Quiz answers
This are the questions and answers from the book 'Handbook of Surface Plasmon Resonance.'
Question 1.
Looking at the following sensorgrams, which sensorgram does not contain exponential interaction curves?

Answer C: A: exponential B: exponential C: mass transport limitation D: exponential
Mass transport limited sensorgrams have an initial binding profile that is linear.
Question 2.
Which of the following sensorgrams can be used for equilibrium analysis?

Answer C: only in C all the curves come to steady state.
The answer in the book says: Answer D ... but it is C.
Question 3.
The figure shows four curves with different kinetic rate constants but with the same affinity. Which curve has the fastest association rate constant?

A: curve A
B: curve B
C: the analyte concentration should be known
D: the Rmax should be known
Answer C: the analyte concentration should be known. Because the association rate is analyte concentration dependent nothing can be said about the association by looking at a curve.
Question 4.
Giving the affinity plot, which curve has the highest equilibrium dissociation constant?

A: point A
B: They are all the same
C: the analyte concentration should be known
D: point D
Answer B: They are all the same. All the points are on the same green line of K D = 10-9 M
Question 5.
Which of the following fitting results should be reported?

A: Wrong because this is excel notation
B: Wrong because the units are not correct. It is not 1/Ms but M-1s-1
C: Wrong because the digits in the error with the K D are incorrect (double digit instead of one)
D: Correct
Question 5.
When this is the result of the fitting. Which is the best combination of options to better it?

- Option 1: lower ligand concentration
- Option 2: match buffers better
- Option 3: equilibrate better
- Option 4: use higher flow rate
Answers
A: Options 1 and 4
B: Options 1, 2 and 3
C: Options 1, 2 and 4
D: Options 2, 3 and 4
Answer B
Question 7.
With the four options below, what is the best combination to optimize this interaction?

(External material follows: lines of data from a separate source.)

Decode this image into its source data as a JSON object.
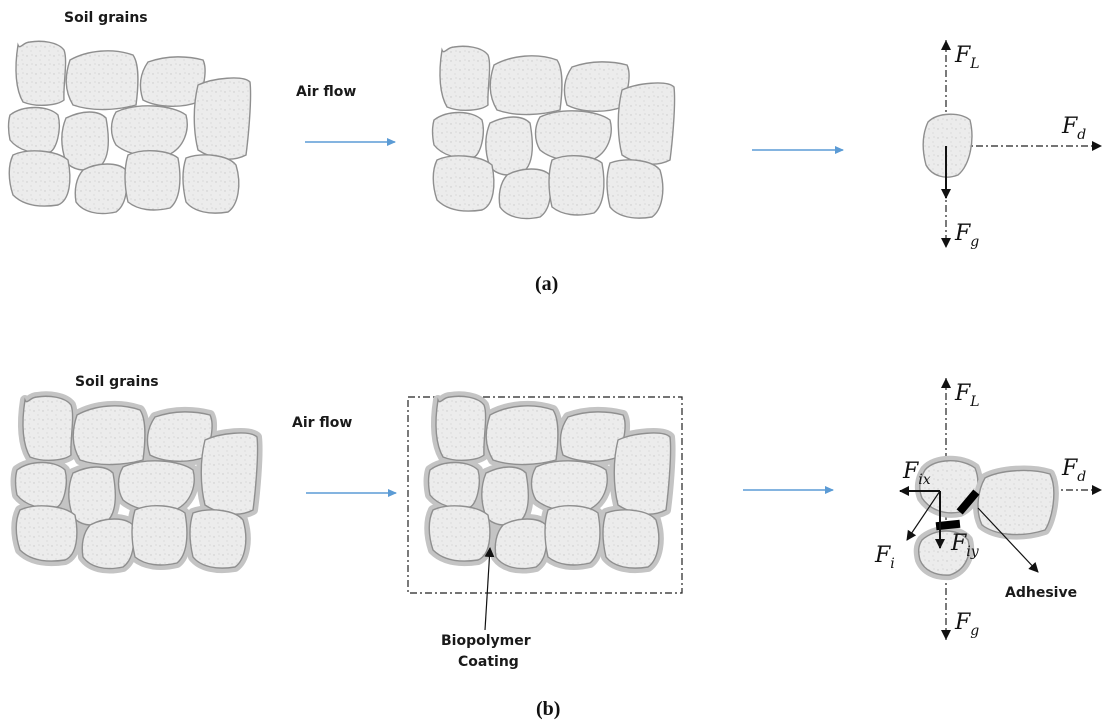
{
  "panel_a": {
    "soil_label": "Soil grains",
    "air_label": "Air flow",
    "caption": "(a)",
    "force_lift": "F",
    "force_lift_sub": "L",
    "force_drag": "F",
    "force_drag_sub": "d",
    "force_gravity": "F",
    "force_gravity_sub": "g"
  },
  "panel_b": {
    "soil_label": "Soil grains",
    "air_label": "Air flow",
    "caption": "(b)",
    "coating_label_1": "Biopolymer",
    "coating_label_2": "Coating",
    "adhesive_label": "Adhesive",
    "force_lift": "F",
    "force_lift_sub": "L",
    "force_drag": "F",
    "force_drag_sub": "d",
    "force_gravity": "F",
    "force_gravity_sub": "g",
    "force_ix": "F",
    "force_ix_sub": "ix",
    "force_iy": "F",
    "force_iy_sub": "iy",
    "force_i": "F",
    "force_i_sub": "i"
  },
  "colors": {
    "arrow": "#5b9bd5",
    "grain_fill": "#e9e9e9",
    "grain_stroke": "#8f8f8f",
    "coating": "#cfcfcf"
  }
}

- Option 1: lower ligand concentration
- Option 2: match buffers better
- Option 3: check the ligand for purity
- Option 4: use higher flow rate
Answers
A: Options 1 and 3
B: Options 1 and 4
C: Options 2 and 3
D: Options 2 and 4
Answer A
Question 8.
Are the values given in the inset plausible with this sensorgram?

A: yes
B: no, dissociation looks faster
C: no, dissociation looks slower
D: no, Rmax is to high
Answer A. The analyte concentration is the same as the equilibrium dissociation constant thus R eq is half R max.
Question 9.
What can be said about this sensorgram?

A: the analyte concentration range is not wide enough
B: the response is not following exponential kinetics
C: there is mass transport limitation
D: this looks a fine sensorgram
Answer D: this looks a fine sensorgram. Probably some higher analyte concentration injections would be make clearer that the ligand is saturating but evaluation of these curves will yield correct kinetic parameters.